Any further investigation of the issue is in the hands of the special master, said Braun, the Sheriff’s spokeswoman.

Sanders said other attorneys in the Public Defender’s Office did not share jail recording records with him.

His motion discloses the names of jail personnel who accessed recorded calls, including several people who were members of the Special Handling unit, which was dissolved after the informant scandal, and members of its successor, the Custodial Intelligence Unit.

For example, Special Operations Investigator William Beeman, who maintained recording devices in jail cells and worked closely with Special Handling deputies, accessed 11 of the improper phone recordings.

Beeman is frequently referred to in the Special Handling log in reference to phone recordings, Sanders wrote.

The Sheriff’s Department denied a Voice of OC public records request for the names of Sheriff’s personnel who accessed the calls, citing court protective orders.
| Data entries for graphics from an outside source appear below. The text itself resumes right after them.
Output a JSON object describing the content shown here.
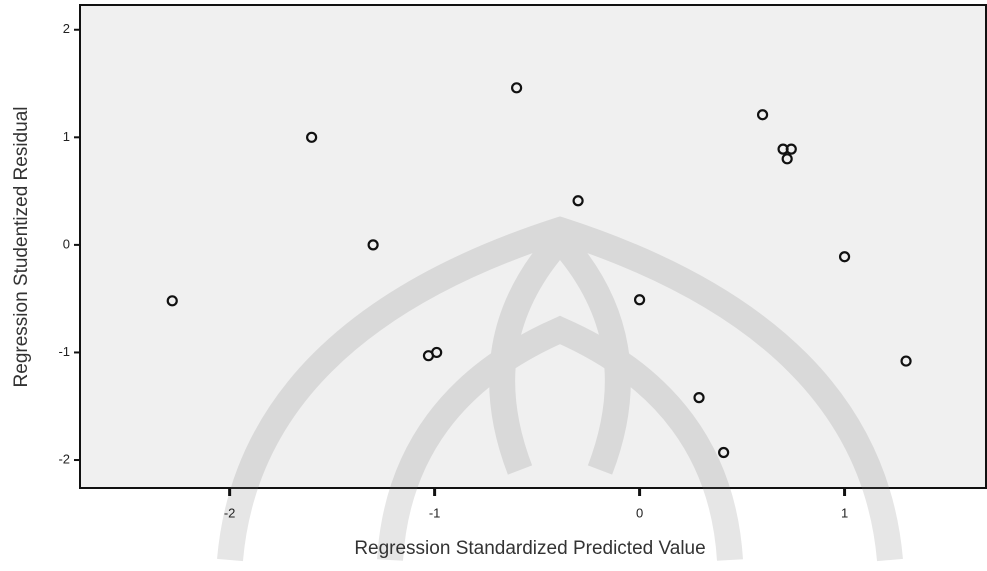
{
  "chart_data": {
    "type": "scatter",
    "xlabel": "Regression Standardized Predicted Value",
    "ylabel": "Regression Studentized Residual",
    "x": [
      -2.28,
      -1.6,
      -1.3,
      -1.03,
      -0.99,
      -0.6,
      -0.3,
      0.0,
      0.29,
      0.41,
      0.6,
      0.7,
      0.74,
      0.72,
      1.0,
      1.3
    ],
    "values": [
      -0.52,
      1.0,
      0.0,
      -1.03,
      -1.0,
      1.46,
      0.41,
      -0.51,
      -1.42,
      -1.93,
      1.21,
      0.89,
      0.89,
      0.8,
      -0.11,
      -1.08
    ],
    "color": "#111111",
    "xlim": [
      -2.73,
      1.69
    ],
    "xticks": [
      -2,
      -1,
      0,
      1
    ],
    "ylim": [
      -2.26,
      2.23
    ],
    "yticks": [
      2,
      1,
      0,
      -1,
      -2
    ],
    "grid": false
  }
}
In response to a California Public Records Act request, the Sheriff’s Department turned over a list of 90 Sheriff’s employees who “had access but their access was removed on August 22, 2018,” the day before a court hearing where GTL executives discussed the accidental recordings.

That list included 22 people whose names were redacted because they work undercover, according to the Sheriff’s Department.

Access is now restricted to 16 people, four personnel in the Inmate Services’ Division, eight in the Custody Intelligence Unit, and four in the Special Operations Unit whose names have been withheld because they work undercover.